DK : My painting technique is a systematic deconstruction and reconstruction of either photo references or live models. I literally dissect the subject into its subtle changes of shapes, values, colors and tones. I use a magnifying lens when I paint, to capture the smallest detail in the tightest of renderings. Similar to the way a computer composes an image from seemingly random pixels, I paint colors and shapes with little or no regard to the entire subject until the very end of the painting process. One of the joys of painting for me is being surprised by the realistic compositions that evolve from a very abstract, emotional creative zone I strive to be in.
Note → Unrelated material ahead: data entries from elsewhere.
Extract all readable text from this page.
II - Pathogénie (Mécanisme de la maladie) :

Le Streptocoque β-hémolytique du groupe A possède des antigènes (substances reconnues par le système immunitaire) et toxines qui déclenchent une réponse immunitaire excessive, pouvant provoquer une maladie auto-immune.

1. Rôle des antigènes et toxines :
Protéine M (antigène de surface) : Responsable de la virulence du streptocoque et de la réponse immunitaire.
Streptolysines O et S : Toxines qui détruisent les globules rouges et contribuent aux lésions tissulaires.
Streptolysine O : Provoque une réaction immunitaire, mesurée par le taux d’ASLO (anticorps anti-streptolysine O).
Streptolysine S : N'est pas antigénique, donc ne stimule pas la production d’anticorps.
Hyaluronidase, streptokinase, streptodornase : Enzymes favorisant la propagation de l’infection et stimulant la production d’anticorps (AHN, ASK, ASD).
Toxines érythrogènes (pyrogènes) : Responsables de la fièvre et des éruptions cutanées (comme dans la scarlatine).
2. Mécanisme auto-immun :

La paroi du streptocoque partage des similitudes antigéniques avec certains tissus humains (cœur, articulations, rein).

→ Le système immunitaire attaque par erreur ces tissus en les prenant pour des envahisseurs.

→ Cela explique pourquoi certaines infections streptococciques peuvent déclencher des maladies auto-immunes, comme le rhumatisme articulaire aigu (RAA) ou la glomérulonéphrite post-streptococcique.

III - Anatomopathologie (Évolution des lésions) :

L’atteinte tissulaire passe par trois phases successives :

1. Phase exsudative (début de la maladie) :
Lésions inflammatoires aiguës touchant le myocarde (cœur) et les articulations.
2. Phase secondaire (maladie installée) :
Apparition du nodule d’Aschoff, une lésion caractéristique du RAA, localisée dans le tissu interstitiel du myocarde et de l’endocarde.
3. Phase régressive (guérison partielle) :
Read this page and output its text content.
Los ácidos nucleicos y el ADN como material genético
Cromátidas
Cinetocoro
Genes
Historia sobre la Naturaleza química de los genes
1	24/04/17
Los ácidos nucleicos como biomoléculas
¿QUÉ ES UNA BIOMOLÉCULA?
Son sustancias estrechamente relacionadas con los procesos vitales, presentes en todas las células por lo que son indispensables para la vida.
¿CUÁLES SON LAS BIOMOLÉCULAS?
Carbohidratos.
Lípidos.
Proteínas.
TAL: What are you working on currently?
DK : I am composing and painting a series of small format still life paintings that draw from my Trompe L’Oeil influences, but also have a fun narrative of their own that I hope will draw viewers in, and get them to think deeper on each element.
TAL: What are your near/long term goals as an artist?
DK : I want to create art that is memorable. My near term goal is to create a large enough body of work that I can solicit and provide paintings for one or two reputable galleries. I am in a place now, finally, where such a platform of representation is possible. Long term, I hope to use that platform to create widely distributed art that makes people smile, stop and think.
TAL: Where can people view/purchase your work?
DK : www.DebKArt.com is the link to my website. I post my in progress and latest pieces and exhibitions there.